Propaganda leaflets fell in a crush, fluttering as they spun, depicting a mother grieving for her dead son, a Finnish soldier, with the eerie caption “You’re expected home.” And then it began to rain.
In the confusing silence that followed, people came out of the shelters and onto the street again, looking half asleep and disbelieving while the leaflets blew around and stuck fast to everything in the drizzle.
I went back to the hotel feeling angry and raw and humiliated. What kind of place was this, and why was I here? I ordered coffee and waited for true morning, but the sun simply didn’t come. The sky had gone a paler, pearly gray, but the clouds never parted. By afternoon, many had returned to work and to school. The fog had dropped, thick and damp, and people felt safe, even cheerful.

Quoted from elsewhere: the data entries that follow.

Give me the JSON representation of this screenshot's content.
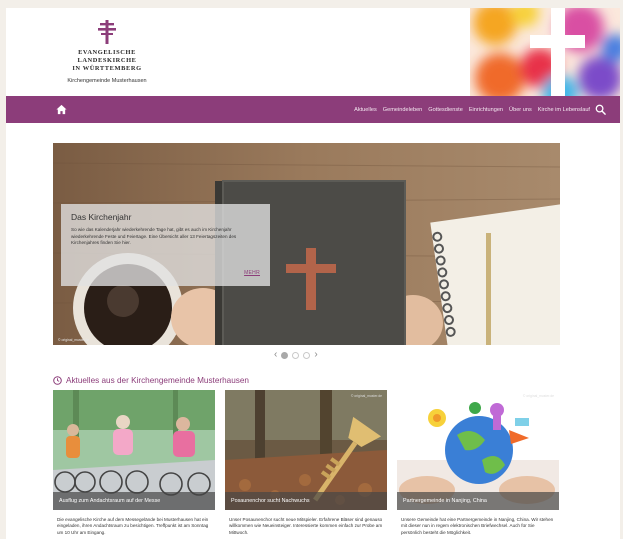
{
  "header": {
    "logo_line1": "Evangelische Landeskirche",
    "logo_line2": "in Württemberg",
    "logo_line3": "Kirchengemeinde Musterhausen"
  },
  "nav": {
    "home_icon": "home-icon",
    "items": [
      "Aktuelles",
      "Gemeindeleben",
      "Gottesdienste",
      "Einrichtungen",
      "Über uns",
      "Kirche im Lebenslauf"
    ],
    "search_icon": "search-icon",
    "accent_color": "#8c3d7a"
  },
  "slider": {
    "title": "Das Kirchenjahr",
    "text": "So wie das Kalenderjahr wiederkehrende Tage hat, gibt es auch im Kirchenjahr wiederkehrende Feste und Feiertage. Eine Übersicht aller 13 Feiertagszeiten des Kirchenjahres finden Sie hier.",
    "more": "MEHR",
    "credit": "© original_muster.de",
    "slide_count": 3,
    "active_slide": 1
  },
  "news": {
    "section_title": "Aktuelles aus der Kirchengemeinde Musterhausen",
    "cards": [
      {
        "caption": "Ausflug zum Andachtsraum auf der Messe",
        "credit": "",
        "text": "Die evangelische Kirche auf dem Messegelände bei Musterhausen hat ein eingeladen, ihren Andachtsraum zu besichtigen. Treffpunkt ist am Sonntag um 10 Uhr am Eingang."
      },
      {
        "caption": "Posaunenchor sucht Nachwuchs",
        "credit": "© original_muster.de",
        "text": "Unser Posaunenchor sucht neue Mitspieler. Erfahrene Bläser sind genauso willkommen wie Neueinsteiger. Interessierte kommen einfach zur Probe am Mittwoch."
      },
      {
        "caption": "Partnergemeinde in Nanjing, China",
        "credit": "© original_muster.de",
        "text": "Unsere Gemeinde hat eine Partnergemeinde in Nanjing, China. Wir stehen mit dieser nun in regem elektronischen Briefwechsel. Auch für Sie persönlich besteht die Möglichkeit."
      }
    ]
  }
}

“They can’t come over in this,” the hotel manager said to a small group of journalists as we stood in the lobby. Two Italian reporters were there, too, and Geoffrey Cox, a New Zealander who wrote for the Daily Express. I’d met him once or twice in Madrid, and that was enough to make him a friend now.
“A Finn should know what his own weather can do, I guess,” Geoff said, but twenty minutes later, they did come.